Current developments in visual computing have led to a number of emerging new
technologies such as high-dynamic range imaging, stereoscopic 3D and super HD resolutions
that have the potential of revolutionising the way digital media is created and consumed.
High-dynamic range (HDR) imaging [BADC11] enables the capture, storage, processing, and
delivery of real world lighting. The traditional method of imaging, commonly termed Low
Dynamic Range (LDR), is not capable of capturing and displaying all the real world luminance
in one go, leaving many parts of a scene under or over-exposed. Stereoscopy is an imaging
technique which enables or improves the illusion of depth by presenting two offset images
to each of the viewer’s eyes. Stereoscopic-viewing environments not only provide a
qualitative feature that gives the users a better sense of immersion, but also a quantitative
ability that allows the users to have binocular depth information available to them when
performing depth-related visual tasks.
Resent research at WMG’s International Digital Laboratory has shown that it is possible to
combine HDR and stereo imaging methods, by adopting software solutions to be able to
enhance the capture of HDR stereo using only a single HDR video camera (as there are only
two HDR cameras in the world and they are quite expensive). While stereoscopic HDR
demonstrates strong potential, it is lacking, as with most stereo applications due to the
absence of motion parallax that is a perceptive depth cue which occurs, when for example, a
person moves their head. This project will look into a novel imaging method that concerns
itself with multiple views to create a technology we shall term for now High-Fidelity Imaging
(HFI).
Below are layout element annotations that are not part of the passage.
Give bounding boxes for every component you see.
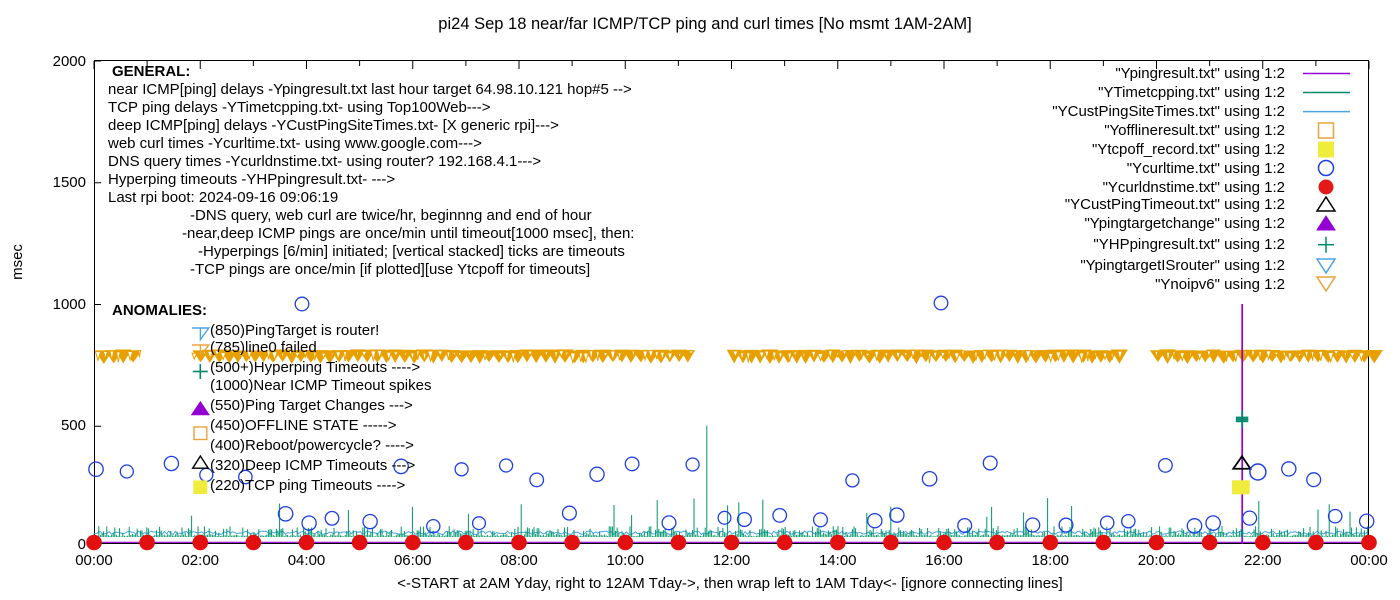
svg-text:<-START at 2AM Yday, right to: <-START at 2AM Yday, right to 12AM Tday-… [397, 575, 1062, 592]
svg-text:00:00: 00:00 [75, 552, 113, 569]
svg-text:"Yofflineresult.txt" using 1:2: "Yofflineresult.txt" using 1:2 [1104, 122, 1285, 139]
svg-text:"YCustPingSiteTimes.txt" using: "YCustPingSiteTimes.txt" using 1:2 [1052, 103, 1285, 120]
svg-text:(320)Deep ICMP Timeouts --->: (320)Deep ICMP Timeouts ---> [210, 457, 415, 474]
svg-text:"YHPpingresult.txt" using 1:2: "YHPpingresult.txt" using 1:2 [1093, 236, 1285, 253]
svg-text:"YCustPingTimeout.txt" using 1: "YCustPingTimeout.txt" using 1:2 [1065, 196, 1285, 213]
svg-text:Hyperping timeouts -YHPpingres: Hyperping timeouts -YHPpingresult.txt- -… [108, 171, 395, 188]
svg-text:02:00: 02:00 [181, 552, 219, 569]
svg-text:(400)Reboot/powercycle? ---->: (400)Reboot/powercycle? ----> [210, 437, 414, 454]
svg-text:1500: 1500 [53, 174, 86, 191]
svg-text:(550)Ping Target Changes --->: (550)Ping Target Changes ---> [210, 397, 413, 414]
svg-text:-DNS query, web curl are twice: -DNS query, web curl are twice/hr, begin… [190, 207, 592, 224]
svg-text:(450)OFFLINE STATE ----->: (450)OFFLINE STATE -----> [210, 417, 397, 434]
svg-text:TCP ping delays -YTimetcpping.: TCP ping delays -YTimetcpping.txt- using… [108, 99, 491, 116]
svg-text:14:00: 14:00 [819, 552, 857, 569]
svg-text:"Ynoipv6" using 1:2: "Ynoipv6" using 1:2 [1155, 276, 1285, 293]
svg-text:Last rpi boot: 2024-09-16 09:0: Last rpi boot: 2024-09-16 09:06:19 [108, 189, 338, 206]
svg-text:DNS query times -Ycurldnstime.: DNS query times -Ycurldnstime.txt- using… [108, 153, 541, 170]
svg-text:deep ICMP[ping] delays -YCustP: deep ICMP[ping] delays -YCustPingSiteTim… [108, 117, 559, 134]
svg-text:18:00: 18:00 [1031, 552, 1069, 569]
svg-text:ANOMALIES:: ANOMALIES: [112, 302, 207, 319]
svg-text:(500+)Hyperping Timeouts ---->: (500+)Hyperping Timeouts ----> [210, 359, 420, 376]
svg-text:"Ypingresult.txt" using 1:2: "Ypingresult.txt" using 1:2 [1115, 65, 1285, 82]
svg-text:04:00: 04:00 [288, 552, 326, 569]
svg-text:"YTimetcpping.txt" using 1:2: "YTimetcpping.txt" using 1:2 [1098, 84, 1285, 101]
svg-text:near ICMP[ping] delays -Ypingr: near ICMP[ping] delays -Ypingresult.txt … [108, 81, 632, 98]
svg-text:(1000)Near ICMP Timeout spikes: (1000)Near ICMP Timeout spikes [210, 377, 431, 394]
svg-text:(220)TCP ping Timeouts ---->: (220)TCP ping Timeouts ----> [210, 477, 405, 494]
svg-text:22:00: 22:00 [1244, 552, 1282, 569]
svg-text:00:00: 00:00 [1350, 552, 1388, 569]
svg-text:"Ycurldnstime.txt" using 1:2: "Ycurldnstime.txt" using 1:2 [1103, 179, 1285, 196]
svg-text:-near,deep ICMP pings are once: -near,deep ICMP pings are once/min until… [182, 225, 634, 242]
svg-text:pi24 Sep 18 near/far ICMP/TCP: pi24 Sep 18 near/far ICMP/TCP ping and c… [438, 15, 971, 33]
svg-text:msec: msec [9, 244, 26, 280]
svg-text:08:00: 08:00 [500, 552, 538, 569]
svg-text:500: 500 [61, 417, 86, 434]
svg-text:GENERAL:: GENERAL: [112, 63, 190, 80]
svg-text:"Ypingtargetchange" using 1:2: "Ypingtargetchange" using 1:2 [1084, 215, 1285, 232]
svg-text:"Ycurltime.txt" using 1:2: "Ycurltime.txt" using 1:2 [1127, 160, 1285, 177]
svg-text:2000: 2000 [53, 53, 86, 70]
svg-text:(785)line0 failed: (785)line0 failed [210, 339, 317, 356]
svg-text:"YpingtargetISrouter" using 1:: "YpingtargetISrouter" using 1:2 [1080, 257, 1285, 274]
svg-text:web curl times -Ycurltime.txt-: web curl times -Ycurltime.txt- using www… [107, 135, 482, 152]
svg-text:10:00: 10:00 [606, 552, 644, 569]
svg-text:(850)PingTarget is router!: (850)PingTarget is router! [210, 322, 379, 339]
svg-text:0: 0 [78, 536, 86, 553]
svg-text:-TCP pings are once/min [if pl: -TCP pings are once/min [if plotted][use… [190, 261, 590, 278]
svg-text:1000: 1000 [53, 296, 86, 313]
svg-text:12:00: 12:00 [713, 552, 751, 569]
svg-text:16:00: 16:00 [925, 552, 963, 569]
svg-text:06:00: 06:00 [394, 552, 432, 569]
svg-text:20:00: 20:00 [1138, 552, 1176, 569]
svg-text:"Ytcpoff_record.txt" using 1:2: "Ytcpoff_record.txt" using 1:2 [1092, 141, 1285, 158]
svg-text:-Hyperpings [6/min] initiated;: -Hyperpings [6/min] initiated; [vertical… [198, 243, 625, 260]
HFI shall be capable of capturing and displaying real-world lighting, stereoscopic and
motion parallex cues generating images with yet-unseen realism. Achieving HFI requires
many challenges that need to be solved, primarily an efficient capture method, a robust
compression method for storage and the ability to display HFI on current and possibly future
standards. This project will look into the creation of novel software and hardware methods
to handle each of these stages and, furthermore, help evaluate HFI compared to other
imaging methods.
The candidate must be a skilled programmer with a first degree in Computer Science,
Engineering, Maths, Physics or a related subject.